The lawsuit filed by Peters in June was dismissed from the U.S. Middle District Court of Pennsylvania.

In his opinion, Judge John E. Jones said the court could not sustain a claim for copyright infringement “where the allegedly unauthorized use clearly fell within the scope of the original license and the only alleged impropriety was merely the continued use of the work product following a fee dispute.”

Jones dismissed the case as being meritless.

The comment and review period on the proposed plan was slated to end last week; the city has submitted the plan to such stakeholders as the county and the school district. The mayor said all stakeholders approve the plan.

“We haven’t perceived any substantive feedback,” Papenfuse said. “I think everyone’s desire is to move forward as soon as possible.”

Vincent remains concerned that the new plan has been pushed through hastily.

“It’s taken me many years to unpack all the layers,” he said. “There’s functional challenges and to create a document that is robust is challenging. You find out there is dysfunction within city government and that makes a complex process much more difficult.”

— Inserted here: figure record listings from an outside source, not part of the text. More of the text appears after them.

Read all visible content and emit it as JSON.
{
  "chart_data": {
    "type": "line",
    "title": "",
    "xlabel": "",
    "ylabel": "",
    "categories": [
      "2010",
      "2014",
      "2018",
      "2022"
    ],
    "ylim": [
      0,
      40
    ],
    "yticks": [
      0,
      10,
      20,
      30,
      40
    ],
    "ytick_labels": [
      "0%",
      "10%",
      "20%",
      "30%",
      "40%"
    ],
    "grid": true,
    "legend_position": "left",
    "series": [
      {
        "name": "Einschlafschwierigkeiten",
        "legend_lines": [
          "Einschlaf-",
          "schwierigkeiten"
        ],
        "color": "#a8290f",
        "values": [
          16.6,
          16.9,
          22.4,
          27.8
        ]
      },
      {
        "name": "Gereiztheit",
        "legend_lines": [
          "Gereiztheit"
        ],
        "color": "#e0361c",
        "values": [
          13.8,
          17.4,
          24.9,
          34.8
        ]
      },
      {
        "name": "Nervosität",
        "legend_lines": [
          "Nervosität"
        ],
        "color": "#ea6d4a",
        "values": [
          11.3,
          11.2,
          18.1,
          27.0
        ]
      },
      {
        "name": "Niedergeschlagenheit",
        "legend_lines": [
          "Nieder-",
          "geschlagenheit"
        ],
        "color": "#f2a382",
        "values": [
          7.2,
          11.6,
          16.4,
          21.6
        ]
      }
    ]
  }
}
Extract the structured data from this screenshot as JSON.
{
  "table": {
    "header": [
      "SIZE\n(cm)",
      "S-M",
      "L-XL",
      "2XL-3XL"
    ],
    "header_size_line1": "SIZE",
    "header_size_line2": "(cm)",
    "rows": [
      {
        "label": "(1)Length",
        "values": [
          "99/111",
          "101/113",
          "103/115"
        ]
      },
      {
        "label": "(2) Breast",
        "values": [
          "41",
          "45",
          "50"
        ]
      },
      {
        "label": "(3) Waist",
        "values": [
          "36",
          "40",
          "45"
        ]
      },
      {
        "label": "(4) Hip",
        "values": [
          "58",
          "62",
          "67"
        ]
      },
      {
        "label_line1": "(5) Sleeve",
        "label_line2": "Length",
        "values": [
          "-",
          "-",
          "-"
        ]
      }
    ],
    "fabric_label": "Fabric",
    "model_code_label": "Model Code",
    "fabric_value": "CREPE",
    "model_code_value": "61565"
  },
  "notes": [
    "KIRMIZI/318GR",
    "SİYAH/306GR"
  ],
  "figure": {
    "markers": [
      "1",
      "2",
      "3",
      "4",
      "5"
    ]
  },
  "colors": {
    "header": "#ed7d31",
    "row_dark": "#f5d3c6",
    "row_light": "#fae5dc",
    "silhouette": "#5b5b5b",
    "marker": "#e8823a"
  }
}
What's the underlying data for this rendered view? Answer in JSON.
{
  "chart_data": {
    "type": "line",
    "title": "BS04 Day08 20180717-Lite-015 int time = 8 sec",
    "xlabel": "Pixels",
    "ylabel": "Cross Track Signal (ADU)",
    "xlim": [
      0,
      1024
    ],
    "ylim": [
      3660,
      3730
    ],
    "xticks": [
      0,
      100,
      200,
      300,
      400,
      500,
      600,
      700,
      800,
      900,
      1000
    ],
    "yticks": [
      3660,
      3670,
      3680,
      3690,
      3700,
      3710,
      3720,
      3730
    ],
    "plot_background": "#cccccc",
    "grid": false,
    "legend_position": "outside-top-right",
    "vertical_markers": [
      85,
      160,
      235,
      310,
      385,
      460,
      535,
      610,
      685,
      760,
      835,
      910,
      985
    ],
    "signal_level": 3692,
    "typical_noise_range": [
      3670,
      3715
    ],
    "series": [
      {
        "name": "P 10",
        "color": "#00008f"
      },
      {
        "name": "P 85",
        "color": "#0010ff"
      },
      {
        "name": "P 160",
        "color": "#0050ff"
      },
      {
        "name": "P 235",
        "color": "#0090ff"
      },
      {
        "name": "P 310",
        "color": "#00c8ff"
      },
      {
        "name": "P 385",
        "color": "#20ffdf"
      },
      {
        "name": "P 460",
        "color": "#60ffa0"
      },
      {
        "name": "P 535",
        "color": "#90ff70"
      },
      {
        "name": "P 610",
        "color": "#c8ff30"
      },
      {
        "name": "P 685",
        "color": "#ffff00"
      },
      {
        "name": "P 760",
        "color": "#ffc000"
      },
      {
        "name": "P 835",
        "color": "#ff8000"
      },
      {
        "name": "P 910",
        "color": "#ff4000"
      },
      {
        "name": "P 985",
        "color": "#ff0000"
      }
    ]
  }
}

Before his passing last week, Reginald Guy Jr., cofounder of the Rev. Martin Luther King Jr. Leadership Development Institute and one of the region’s most formidable civil rights activists, expressed concerns that the new plan failed to address the policies that led to Harrisburg’s social and economic erosion.

Guy said the original plan incorporated many of the elements important to the holistic revitalization of the city: the desires of residents, education, health care, and economic development.

“It was based on the needs of residents,” Guy said. “It set the community up for economic vitality. It’s not a plantation-style experience where the wealthy, what I call the West Shore landlord, comes over and picks off the better sections of Harrisburg for development of a commercial building. There is a world of difference. With the new plan there is a lot of land being developed, but with no economic benefit to residents whatsoever.”